Building Customer Trust

How To Build Trust With Customers

It’s a common misconception that a customer’s number one priority in buying a car is price. We’ve seen time and time again that this is not the case. The cost of a vehicle typically ranks at 4 or 5 on the list. The average customer values trust and convenience above anything else when buying and servicing a car. If a customer has a seamless and pleasant experience when it comes to something like getting their oil changed at a dealership, they are much more likely to come back. Trust is currency and it’s the only way a dealer can consistently retain customers. 

Make a Good First Impression

The best way to build that trust is by making a good first impression. Second chances are hard to come by in the automotive industry, so it’s crucial for dealers to get things right on their first try. The average customer only shops between 1.4 and 1.7 dealerships before buying a car. Gone are the days of browsing 4-5 different dealerships before making a decision. An unfortunate reality is that only a third of a typical dealership’s customers will return to get their car serviced. That has everything to do with first impressions. It means being able to answer a customer’s questions on the spot and providing them with all the information they need to make an informed decision, not just handing them a pamphlet and sending them on their way.

Convenience and Communication

The line is hard and fast for consumers: if buying a car or getting it serviced from a dealership is a hassle of any kind, it is not a good business decision. Covid shed light on the gaps in the automotive industry.

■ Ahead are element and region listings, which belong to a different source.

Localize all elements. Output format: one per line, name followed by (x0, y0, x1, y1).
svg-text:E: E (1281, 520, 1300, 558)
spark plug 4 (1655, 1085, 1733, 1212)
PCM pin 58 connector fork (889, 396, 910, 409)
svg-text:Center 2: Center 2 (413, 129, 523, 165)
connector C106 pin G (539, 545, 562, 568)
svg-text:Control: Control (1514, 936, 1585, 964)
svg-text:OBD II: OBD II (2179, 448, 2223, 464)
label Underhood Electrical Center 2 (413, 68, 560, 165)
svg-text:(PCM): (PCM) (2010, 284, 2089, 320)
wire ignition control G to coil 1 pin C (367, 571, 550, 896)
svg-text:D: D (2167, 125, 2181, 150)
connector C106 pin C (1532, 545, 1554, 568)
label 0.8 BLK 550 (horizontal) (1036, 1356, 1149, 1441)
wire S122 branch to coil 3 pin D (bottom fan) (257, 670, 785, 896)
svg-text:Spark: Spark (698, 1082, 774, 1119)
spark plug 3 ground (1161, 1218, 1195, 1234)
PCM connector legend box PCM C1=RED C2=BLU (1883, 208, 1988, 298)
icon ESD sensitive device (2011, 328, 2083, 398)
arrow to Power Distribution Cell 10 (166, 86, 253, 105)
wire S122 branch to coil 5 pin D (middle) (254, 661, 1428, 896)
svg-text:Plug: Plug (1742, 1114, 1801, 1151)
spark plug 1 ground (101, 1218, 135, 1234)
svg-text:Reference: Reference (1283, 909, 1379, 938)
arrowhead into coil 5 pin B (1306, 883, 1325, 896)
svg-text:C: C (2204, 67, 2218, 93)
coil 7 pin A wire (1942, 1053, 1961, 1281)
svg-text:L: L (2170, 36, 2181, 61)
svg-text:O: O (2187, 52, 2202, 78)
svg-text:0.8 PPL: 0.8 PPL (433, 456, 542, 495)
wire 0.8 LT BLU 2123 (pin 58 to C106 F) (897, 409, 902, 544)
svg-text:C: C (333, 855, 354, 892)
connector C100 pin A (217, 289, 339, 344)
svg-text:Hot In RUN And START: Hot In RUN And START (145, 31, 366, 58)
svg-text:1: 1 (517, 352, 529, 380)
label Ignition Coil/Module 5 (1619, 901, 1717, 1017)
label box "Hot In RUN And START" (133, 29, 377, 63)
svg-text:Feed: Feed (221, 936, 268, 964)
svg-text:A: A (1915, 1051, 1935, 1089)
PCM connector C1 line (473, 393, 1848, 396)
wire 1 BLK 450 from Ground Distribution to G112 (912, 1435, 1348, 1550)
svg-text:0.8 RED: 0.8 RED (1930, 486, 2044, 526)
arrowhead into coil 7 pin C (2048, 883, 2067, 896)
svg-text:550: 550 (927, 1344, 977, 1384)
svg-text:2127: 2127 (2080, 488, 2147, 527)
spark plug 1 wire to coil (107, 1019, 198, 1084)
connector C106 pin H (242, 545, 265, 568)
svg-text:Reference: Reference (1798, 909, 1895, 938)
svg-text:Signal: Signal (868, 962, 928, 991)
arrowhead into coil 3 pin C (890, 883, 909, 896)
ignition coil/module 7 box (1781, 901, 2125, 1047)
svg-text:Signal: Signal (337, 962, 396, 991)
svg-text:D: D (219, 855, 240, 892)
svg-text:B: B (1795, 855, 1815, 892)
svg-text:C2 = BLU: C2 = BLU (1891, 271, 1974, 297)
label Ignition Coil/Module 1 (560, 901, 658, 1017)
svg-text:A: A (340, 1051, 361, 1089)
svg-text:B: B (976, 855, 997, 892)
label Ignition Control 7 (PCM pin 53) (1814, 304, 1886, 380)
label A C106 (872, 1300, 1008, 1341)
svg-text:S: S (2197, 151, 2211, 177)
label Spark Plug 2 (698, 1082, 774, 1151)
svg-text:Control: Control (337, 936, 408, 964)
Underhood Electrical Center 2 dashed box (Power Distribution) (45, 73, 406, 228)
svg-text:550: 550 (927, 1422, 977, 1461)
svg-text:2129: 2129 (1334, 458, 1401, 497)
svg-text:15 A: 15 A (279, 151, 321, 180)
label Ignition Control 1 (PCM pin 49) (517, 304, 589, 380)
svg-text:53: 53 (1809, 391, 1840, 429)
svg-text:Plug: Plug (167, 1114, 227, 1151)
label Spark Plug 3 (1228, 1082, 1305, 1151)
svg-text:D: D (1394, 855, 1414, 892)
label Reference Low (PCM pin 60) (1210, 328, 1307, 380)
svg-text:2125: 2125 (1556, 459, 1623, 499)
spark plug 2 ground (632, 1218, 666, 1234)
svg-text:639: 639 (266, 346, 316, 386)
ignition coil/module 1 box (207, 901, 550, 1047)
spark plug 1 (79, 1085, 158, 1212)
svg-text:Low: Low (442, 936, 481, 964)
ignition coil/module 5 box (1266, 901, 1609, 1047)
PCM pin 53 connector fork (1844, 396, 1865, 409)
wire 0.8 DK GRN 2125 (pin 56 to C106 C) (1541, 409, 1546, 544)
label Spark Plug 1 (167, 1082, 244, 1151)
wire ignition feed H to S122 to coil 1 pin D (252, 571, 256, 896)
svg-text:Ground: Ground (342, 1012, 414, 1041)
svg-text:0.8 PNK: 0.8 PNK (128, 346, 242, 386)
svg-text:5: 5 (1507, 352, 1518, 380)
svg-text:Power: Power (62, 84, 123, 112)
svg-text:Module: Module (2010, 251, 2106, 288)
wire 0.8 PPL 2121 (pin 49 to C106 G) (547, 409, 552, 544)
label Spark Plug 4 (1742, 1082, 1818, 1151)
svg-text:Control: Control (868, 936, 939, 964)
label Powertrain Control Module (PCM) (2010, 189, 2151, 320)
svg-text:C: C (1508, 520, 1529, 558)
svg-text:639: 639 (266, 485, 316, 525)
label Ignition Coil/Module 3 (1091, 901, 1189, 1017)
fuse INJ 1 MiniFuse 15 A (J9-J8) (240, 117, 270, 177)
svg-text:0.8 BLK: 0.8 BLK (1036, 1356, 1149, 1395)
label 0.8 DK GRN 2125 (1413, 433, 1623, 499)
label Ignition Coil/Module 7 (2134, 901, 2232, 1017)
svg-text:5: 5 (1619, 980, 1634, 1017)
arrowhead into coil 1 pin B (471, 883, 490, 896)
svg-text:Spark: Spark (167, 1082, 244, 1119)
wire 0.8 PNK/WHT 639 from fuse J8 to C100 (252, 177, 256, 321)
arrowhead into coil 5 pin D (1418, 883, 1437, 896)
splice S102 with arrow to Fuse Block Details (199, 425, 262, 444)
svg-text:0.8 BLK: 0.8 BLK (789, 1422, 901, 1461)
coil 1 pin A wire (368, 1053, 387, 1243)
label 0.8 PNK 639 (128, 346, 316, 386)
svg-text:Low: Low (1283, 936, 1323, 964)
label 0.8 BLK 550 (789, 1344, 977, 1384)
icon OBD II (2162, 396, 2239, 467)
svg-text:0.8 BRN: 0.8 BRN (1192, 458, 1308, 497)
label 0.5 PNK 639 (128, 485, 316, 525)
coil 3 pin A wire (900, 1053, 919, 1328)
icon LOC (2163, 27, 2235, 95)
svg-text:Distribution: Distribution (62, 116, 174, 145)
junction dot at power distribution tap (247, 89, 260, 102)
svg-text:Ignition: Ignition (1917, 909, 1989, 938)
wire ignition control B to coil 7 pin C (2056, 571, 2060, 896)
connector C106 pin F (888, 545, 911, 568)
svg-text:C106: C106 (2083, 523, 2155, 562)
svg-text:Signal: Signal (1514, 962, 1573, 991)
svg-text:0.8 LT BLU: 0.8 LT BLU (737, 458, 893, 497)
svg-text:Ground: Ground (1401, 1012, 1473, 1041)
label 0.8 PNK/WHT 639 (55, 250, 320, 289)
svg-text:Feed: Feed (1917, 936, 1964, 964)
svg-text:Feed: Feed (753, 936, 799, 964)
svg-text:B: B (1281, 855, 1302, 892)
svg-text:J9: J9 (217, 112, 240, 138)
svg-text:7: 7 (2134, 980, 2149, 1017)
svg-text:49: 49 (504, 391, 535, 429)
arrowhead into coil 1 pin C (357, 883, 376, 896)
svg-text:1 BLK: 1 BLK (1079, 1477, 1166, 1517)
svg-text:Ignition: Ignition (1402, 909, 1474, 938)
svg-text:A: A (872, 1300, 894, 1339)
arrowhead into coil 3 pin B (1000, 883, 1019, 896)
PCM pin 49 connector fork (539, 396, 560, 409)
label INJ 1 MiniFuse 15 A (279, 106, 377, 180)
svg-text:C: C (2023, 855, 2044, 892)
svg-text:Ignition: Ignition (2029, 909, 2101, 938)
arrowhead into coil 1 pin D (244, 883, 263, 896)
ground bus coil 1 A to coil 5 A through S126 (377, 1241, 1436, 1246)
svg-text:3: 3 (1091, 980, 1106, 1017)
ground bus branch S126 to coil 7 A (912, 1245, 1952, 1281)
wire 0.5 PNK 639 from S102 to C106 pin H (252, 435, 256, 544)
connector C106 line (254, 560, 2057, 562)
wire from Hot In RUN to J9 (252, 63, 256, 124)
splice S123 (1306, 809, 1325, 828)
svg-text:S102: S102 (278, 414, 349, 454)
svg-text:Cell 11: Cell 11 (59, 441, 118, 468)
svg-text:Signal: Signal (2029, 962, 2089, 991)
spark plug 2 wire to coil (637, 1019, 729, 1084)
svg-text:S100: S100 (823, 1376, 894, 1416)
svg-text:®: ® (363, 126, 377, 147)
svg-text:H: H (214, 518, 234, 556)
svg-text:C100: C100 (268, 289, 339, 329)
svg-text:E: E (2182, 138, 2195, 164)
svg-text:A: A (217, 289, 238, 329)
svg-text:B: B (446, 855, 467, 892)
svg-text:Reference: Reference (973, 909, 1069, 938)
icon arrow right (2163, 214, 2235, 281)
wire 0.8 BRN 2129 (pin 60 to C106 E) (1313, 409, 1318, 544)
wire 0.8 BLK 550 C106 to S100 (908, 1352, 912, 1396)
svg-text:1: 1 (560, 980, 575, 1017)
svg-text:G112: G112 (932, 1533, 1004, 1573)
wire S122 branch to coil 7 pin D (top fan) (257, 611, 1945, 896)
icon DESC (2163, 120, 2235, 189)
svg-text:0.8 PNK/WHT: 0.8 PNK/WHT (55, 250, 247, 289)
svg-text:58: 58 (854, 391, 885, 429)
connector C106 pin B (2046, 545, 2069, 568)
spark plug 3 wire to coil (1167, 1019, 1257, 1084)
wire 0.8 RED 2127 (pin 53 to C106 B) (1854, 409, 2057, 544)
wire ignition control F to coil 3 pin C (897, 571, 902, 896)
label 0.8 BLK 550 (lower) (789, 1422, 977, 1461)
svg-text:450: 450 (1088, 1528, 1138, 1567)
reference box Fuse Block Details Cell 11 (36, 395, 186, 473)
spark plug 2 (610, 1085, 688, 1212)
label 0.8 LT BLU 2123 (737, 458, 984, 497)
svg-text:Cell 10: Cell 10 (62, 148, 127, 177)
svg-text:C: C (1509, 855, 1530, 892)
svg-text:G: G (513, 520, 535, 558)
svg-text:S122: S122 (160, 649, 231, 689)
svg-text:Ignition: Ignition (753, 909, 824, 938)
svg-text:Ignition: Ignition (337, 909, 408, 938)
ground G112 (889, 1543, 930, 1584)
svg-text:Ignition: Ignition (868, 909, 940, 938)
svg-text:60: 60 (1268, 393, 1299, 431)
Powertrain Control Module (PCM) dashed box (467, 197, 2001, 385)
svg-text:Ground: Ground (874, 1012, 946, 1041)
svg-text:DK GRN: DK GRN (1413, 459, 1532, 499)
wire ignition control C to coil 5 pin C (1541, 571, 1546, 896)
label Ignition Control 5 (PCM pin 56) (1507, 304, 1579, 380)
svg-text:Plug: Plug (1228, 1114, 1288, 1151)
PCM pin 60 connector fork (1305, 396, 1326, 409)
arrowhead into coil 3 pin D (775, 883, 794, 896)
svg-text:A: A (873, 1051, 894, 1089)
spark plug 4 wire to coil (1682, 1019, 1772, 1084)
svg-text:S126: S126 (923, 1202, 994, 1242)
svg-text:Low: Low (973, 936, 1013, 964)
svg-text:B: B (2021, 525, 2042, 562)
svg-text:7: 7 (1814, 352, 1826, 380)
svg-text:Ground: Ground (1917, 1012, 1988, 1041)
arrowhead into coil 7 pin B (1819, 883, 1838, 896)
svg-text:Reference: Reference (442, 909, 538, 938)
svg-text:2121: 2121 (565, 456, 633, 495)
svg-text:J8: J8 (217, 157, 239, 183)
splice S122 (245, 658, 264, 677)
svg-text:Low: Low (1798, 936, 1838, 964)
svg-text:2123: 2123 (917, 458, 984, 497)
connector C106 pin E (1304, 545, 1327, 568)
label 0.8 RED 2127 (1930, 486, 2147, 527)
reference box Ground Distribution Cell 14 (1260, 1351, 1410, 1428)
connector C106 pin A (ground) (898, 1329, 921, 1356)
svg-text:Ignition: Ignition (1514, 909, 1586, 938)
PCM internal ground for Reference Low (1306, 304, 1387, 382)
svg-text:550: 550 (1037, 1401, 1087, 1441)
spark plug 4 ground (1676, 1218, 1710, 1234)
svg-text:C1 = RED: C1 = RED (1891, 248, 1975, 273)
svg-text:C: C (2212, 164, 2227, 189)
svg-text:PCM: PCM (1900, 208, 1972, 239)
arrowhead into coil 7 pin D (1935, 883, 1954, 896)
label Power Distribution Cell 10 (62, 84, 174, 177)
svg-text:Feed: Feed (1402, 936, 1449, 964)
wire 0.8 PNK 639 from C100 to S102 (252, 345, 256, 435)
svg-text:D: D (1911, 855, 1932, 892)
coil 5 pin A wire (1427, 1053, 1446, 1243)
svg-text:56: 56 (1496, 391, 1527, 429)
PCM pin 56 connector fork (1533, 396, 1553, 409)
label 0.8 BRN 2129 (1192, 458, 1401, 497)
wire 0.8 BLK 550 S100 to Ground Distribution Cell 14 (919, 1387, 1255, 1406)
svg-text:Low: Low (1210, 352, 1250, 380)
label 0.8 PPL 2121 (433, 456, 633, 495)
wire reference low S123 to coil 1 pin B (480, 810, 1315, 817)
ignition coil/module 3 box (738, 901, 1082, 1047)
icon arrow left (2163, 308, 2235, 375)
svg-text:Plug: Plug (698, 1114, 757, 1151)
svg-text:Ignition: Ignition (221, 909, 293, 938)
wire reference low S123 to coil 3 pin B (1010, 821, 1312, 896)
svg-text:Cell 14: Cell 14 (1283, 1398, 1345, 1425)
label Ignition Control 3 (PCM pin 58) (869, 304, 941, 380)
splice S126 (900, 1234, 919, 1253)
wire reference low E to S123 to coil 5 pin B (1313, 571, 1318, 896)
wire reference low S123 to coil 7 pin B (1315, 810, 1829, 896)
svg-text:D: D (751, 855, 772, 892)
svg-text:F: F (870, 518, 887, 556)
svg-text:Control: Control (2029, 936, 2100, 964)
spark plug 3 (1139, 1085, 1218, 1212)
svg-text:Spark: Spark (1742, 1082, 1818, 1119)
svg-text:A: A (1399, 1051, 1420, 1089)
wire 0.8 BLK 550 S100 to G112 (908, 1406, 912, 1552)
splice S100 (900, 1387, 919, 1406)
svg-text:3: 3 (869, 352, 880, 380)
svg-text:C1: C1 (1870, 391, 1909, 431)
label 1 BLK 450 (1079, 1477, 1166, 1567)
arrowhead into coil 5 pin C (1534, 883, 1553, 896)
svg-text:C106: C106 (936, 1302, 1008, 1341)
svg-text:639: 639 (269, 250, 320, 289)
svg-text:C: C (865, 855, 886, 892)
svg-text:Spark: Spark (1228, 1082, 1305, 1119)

Before the pandemic, roughly 90 percent of inbound service calls were to schedule appointments. In a post-Covid world, that number dropped to 70 percent and now a whopping 30 percent of calls are customers inquiring about the status of their car. Dealers have unintentionally created one of their biggest problems and it’s on them to solve it. 

If a customer can’t trust a dealership to be communicative and deliver the result they promised, that customer will very likely take their business elsewhere. Communication is not just sending an email or a text and calling it a day. That is simply checking a box, ticking another item off of a to-do list without actually accomplishing the task at hand. Communication is a live conversation, a back-and-forth where a customer can have their questions answered in a timely fashion. Taking a few hours to get back to a customer might as well be a few weeks because by then, it’s very likely that they’ve moved on. Dealers must strike while the iron is hot. 

Communication isn’t only important when a customer is buying a car. It’s equally as vital when it comes to servicing a vehicle. If someone drops their car off at a dealership to be serviced and they have to call to get a status update, only to be put on hold for thirty minutes or passed around to different departments, it is all but guaranteed that they will not be a repeat customer. There is no excuse for poor communication in the digital age. Dealers have all sorts of text message notification services at their disposal to alert customers of the status of their vehicles every step of the way. 

Transparency = Trust

According to NADA, 56 percent of cars that go through a service lane at a dealership are under-serviced. Dealers are rightfully concerned with overselling a customer, they don’t want to seem like they’re pushing unnecessary products or services on someone. But the reality is that customers would rather know every issue or potential issue with their vehicle and then make the decision themselves. They can’t make that decision if dealers don’t give them all of the proper information. If a customer drives off in their car thinking everything is fine, and then a week later something goes wrong, they’ll wonder why the service department at the dealer didn’t catch the problem. And now suddenly what should’ve been one trip to get the car fixed has turned into two or three. When dealers are transparent with their consumers, it builds trust and ultimately a long-lasting partnership.